Overview
Elaterid larvae may be saprophagous, feeding in rotten wood; phytophagous, feeding mainly on roots of plants; or predacious. In all cases, however, they are liquid feeding and practise extraoral digestion. Phytophagous larvae known as wireworms are pests of cereals, grasses and root crops.
Description
Beetles of characteristic elongate form, with acute hind angles on prothorax and a 'clicking' mechanism enabling them to jump by forcing the long prosternal process suddenly into a cavity on the mesosternum causing a sudden movement of the prothorax relative to the hind body (Evans 1972, 1973). Labrum always visible; frontal area usually with sharp transverse ridge between eyes; antennae almost always serrate; tarsi simple or provided with setal brushes or membranous appendages; 5th ventrite more or less free, so that membrane usually visible between it and ventrite 4.

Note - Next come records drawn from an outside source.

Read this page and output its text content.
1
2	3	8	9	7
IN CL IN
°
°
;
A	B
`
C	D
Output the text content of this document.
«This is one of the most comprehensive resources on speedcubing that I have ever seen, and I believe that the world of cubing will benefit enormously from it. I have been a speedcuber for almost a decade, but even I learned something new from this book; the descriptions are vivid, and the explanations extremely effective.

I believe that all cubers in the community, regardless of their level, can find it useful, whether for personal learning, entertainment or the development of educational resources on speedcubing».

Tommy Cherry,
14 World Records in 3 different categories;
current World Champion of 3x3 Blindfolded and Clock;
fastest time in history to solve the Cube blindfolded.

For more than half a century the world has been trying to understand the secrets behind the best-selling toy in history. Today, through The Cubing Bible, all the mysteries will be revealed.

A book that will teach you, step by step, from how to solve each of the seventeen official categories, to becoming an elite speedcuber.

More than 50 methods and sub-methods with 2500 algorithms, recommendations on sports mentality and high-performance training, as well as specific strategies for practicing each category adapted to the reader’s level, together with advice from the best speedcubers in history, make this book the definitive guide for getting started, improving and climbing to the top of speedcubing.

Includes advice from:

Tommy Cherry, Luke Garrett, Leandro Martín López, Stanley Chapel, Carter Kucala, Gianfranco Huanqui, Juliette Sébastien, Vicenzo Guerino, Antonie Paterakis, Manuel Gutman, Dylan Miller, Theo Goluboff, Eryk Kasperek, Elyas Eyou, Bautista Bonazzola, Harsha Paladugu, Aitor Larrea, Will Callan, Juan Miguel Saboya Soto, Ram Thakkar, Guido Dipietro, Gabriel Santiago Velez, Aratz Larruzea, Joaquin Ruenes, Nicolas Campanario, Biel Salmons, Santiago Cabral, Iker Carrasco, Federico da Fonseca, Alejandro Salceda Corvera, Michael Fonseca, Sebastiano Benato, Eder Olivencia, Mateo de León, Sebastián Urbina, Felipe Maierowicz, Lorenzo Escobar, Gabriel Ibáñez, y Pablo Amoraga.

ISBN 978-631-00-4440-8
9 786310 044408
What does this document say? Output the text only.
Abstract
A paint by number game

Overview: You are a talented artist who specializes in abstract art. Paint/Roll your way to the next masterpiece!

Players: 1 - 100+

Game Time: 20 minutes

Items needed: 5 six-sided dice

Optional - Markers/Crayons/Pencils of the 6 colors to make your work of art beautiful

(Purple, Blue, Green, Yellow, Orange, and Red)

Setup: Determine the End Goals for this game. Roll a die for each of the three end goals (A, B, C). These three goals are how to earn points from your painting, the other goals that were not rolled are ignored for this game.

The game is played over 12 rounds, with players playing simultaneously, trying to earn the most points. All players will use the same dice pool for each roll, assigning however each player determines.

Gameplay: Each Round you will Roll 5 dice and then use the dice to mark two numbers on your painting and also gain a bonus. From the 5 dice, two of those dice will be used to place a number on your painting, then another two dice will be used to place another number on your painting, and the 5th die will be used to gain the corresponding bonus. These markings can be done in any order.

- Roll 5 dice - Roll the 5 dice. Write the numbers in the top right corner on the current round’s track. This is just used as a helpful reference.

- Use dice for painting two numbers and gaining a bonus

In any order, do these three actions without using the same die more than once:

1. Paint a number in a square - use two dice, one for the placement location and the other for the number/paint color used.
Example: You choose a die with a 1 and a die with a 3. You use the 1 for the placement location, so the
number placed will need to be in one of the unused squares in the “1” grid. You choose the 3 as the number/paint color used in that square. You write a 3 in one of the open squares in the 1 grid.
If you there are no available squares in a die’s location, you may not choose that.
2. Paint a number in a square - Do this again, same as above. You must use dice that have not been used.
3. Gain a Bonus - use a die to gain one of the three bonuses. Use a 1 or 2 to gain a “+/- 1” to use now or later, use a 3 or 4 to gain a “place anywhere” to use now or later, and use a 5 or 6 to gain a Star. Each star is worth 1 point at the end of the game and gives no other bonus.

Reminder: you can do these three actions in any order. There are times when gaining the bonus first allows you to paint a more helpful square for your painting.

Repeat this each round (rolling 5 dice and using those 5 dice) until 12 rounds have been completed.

Larvae elongate and cylindrical to slightly flattened, and either uniformly sclerotised and yellow to brown in colour, or more lightly sclerotised, except for head capsule, protergum and T9. Labrum and clypeus solidly fused to remainder of head capsule forming nasale, which is variously lobed or toothed; stemmata often reduced or absent; ventral mouth-parts consolidated to form maxillolabial complex; 10th segment reduced and ventrally situated; T9 terminal, with characteristic modifications (cylindrical, acute, forming concave plate or with simple or bifurcate urogomphi) in different genera.
Distribution
Species of
Pseudotetralobus
include the largest of Australian elaterids, and their larvae, which live in termite nests, are grub-like and densely clothed with long hairs. Agrypninae include the common genera
Agrypnus
and
Conoderus
, which have soil-inhabiting larvae, as well as
Paracalais
, which are predators of wood-boring beetles;
Agrypnus variabilis
is a major pest of sugar cane in Qld. Among Australian Denticollinae are
Hapatesus
,
Elatichrosus
and
Glypheus
, as well as the large Bassian genus
Crepidomenus
and its allies (Calder 1986). Common genera of Elaterinae include
Anilicus
,
Glyphochilus
,
Dicteniophorus
and
Melanoxanthus
.
Paracardiophorus
(Cardiophorinae) are abundant, and their unusual, slender larvae are predators in soil. Two groups often included in the family Throscidae but indistinguishable from elaterids on the basis of larval features are the Thylacosterninae and Lissominae. The former are represented in North Qld by
Cussolenis mutabilus
, a cylindrical, eucnemid-like beetle with flabellate antennae, and the latter include
Drapetes
and
Lissomus
, which are throscid-like in form, with long membranous lobes on the tarsi and antennae enclosed in deep cavities beneath the prothoracic hypomera. [Burakowski 1973; Crowson 1961b; Eidt 1959; Gur'yeva 1969; Lawrence 1988b; McDougall 1934; Neboiss 1956, 1961, 1967; Stibick 1979.]